The usual Alan Sugar ‘You're Fired’ Apprentice impression is thrown out. The only exposure to board room activities some lads get.

The Apprentice, Nick Hewer, Lord Sugar and Karren Brady
Your Fired! Benno says there is no shortage of Lord Sugar impressions in team-meetings

A now retired player at another club, who I won’t mention by name, was at one of these meetings waiting for the manager to appear and give them the team.

The players were kept waiting beyond the arranged meeting time. This player began to get annoyed and vocally started to air his doubts about the manager turning up, only to his surprise when the manager appeared from behind the curtain and had been there in the room the whole time!

When I played in the League of Ireland with Cork City we had one of these meetings and the manager wrote up big letters on the flip chart C....C....F....C, which represented Cork City Football Club.

He wanted the players under the banner of CCFC to be confident, consistent, focused and challenged. This was fine and motivational until he decided to call on players to come forward, take the marker pen and finish off spelling the words.

Slowly senior players made their way forward like school children to the blackboard. C..onfident, C...onsistent, F...ocused and the last one, C...hallenged stumped the player who decided to take it on.

A lot of head scratching, a letter then a crossed out letter and eventually the sheepish confession that he didn’t know how to spell it. 'Sit down,' the gaffer said to a chorus of sniggering from lads.

On the blower: Benno reckons it's a bad idea to use a phone in a meeting, unless you're the boss Neal Ardley of course!

A phone going off is another massive mistake in these meeting and players can ring other players to stitch them up. Lads walking into a meeting late is always a tense situation.

I made this mistake once myself having slept in and rushed down in a panic to find the manager of the Irish under 21 team telling me and my room-mate that if we’re late for a meeting we’ll be late on the pitch and  dropped us both from the squad for the game. I was never late for a meeting again!

The naming of the team is the important part of the week for a professional football player because that’s exactly what you are, a player, not a sitter or watcher, a player.

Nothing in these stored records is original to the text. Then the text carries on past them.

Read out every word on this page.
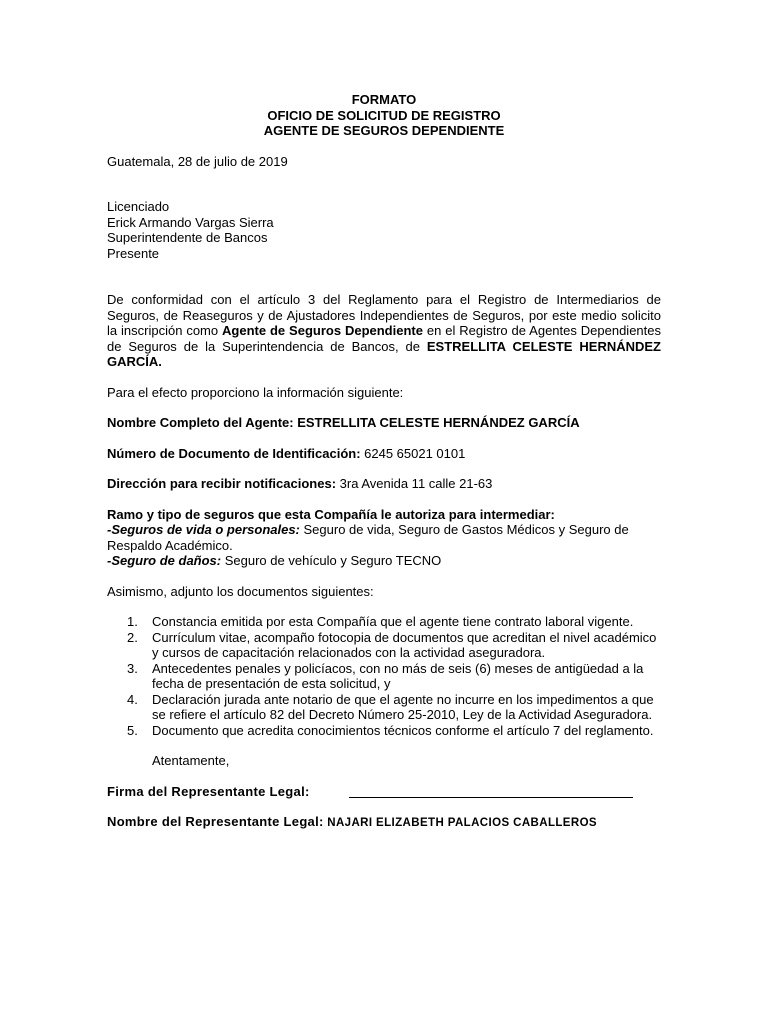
FORMATO
OFICIO DE SOLICITUD DE REGISTRO
AGENTE DE SEGUROS DEPENDIENTE

Guatemala, 28 de julio de 2019

Licenciado

Erick Armando Vargas Sierra

Superintendente de Bancos

Presente

De conformidad con el artículo 3 del Reglamento para el Registro de Intermediarios de Seguros, de Reaseguros y de Ajustadores Independientes de Seguros, por este medio solicito la inscripción como Agente de Seguros Dependiente en el Registro de Agentes Dependientes de Seguros de la Superintendencia de Bancos, de ESTRELLITA CELESTE HERNÁNDEZ GARCÍA.

Para el efecto proporciono la información siguiente:

Nombre Completo del Agente: ESTRELLITA CELESTE HERNÁNDEZ GARCÍA

Número de Documento de Identificación: 6245 65021 0101

Dirección para recibir notificaciones: 3ra Avenida 11 calle 21-63

Ramo y tipo de seguros que esta Compañía le autoriza para intermediar:

-Seguros de vida o personales: Seguro de vida, Seguro de Gastos Médicos y Seguro de Respaldo Académico.

-Seguro de daños: Seguro de vehículo y Seguro TECNO

Asimismo, adjunto los documentos siguientes:

1. Constancia emitida por esta Compañía que el agente tiene contrato laboral vigente.
2. Currículum vitae, acompaño fotocopia de documentos que acreditan el nivel académico y cursos de capacitación relacionados con la actividad aseguradora.
3. Antecedentes penales y policíacos, con no más de seis (6) meses de antigüedad a la fecha de presentación de esta solicitud, y
4. Declaración jurada ante notario de que el agente no incurre en los impedimentos a que se refiere el artículo 82 del Decreto Número 25-2010, Ley de la Actividad Aseguradora.
5. Documento que acredita conocimientos técnicos conforme el artículo 7 del reglamento.

Atentamente,

Firma del Representante Legal:

Nombre del Representante Legal: NAJARI ELIZABETH PALACIOS CABALLEROS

In the modern game most clubs have two players for each position, so with 22 players only 11 can start. This means there will be 11 disappointed lads in a group, maybe more if the squad is bigger.

When you work, whatever the work is, you work towards a goal or an achievement or an accomplishment. When you’re not given the opportunity to do this on a game day it can be very frustrating and disappointing, especially if it’s something your incredibly passionate about.

The more experienced I get the more I see the bigger picture but if the day comes that I’m not disappointed to be left out then it’s time to finish.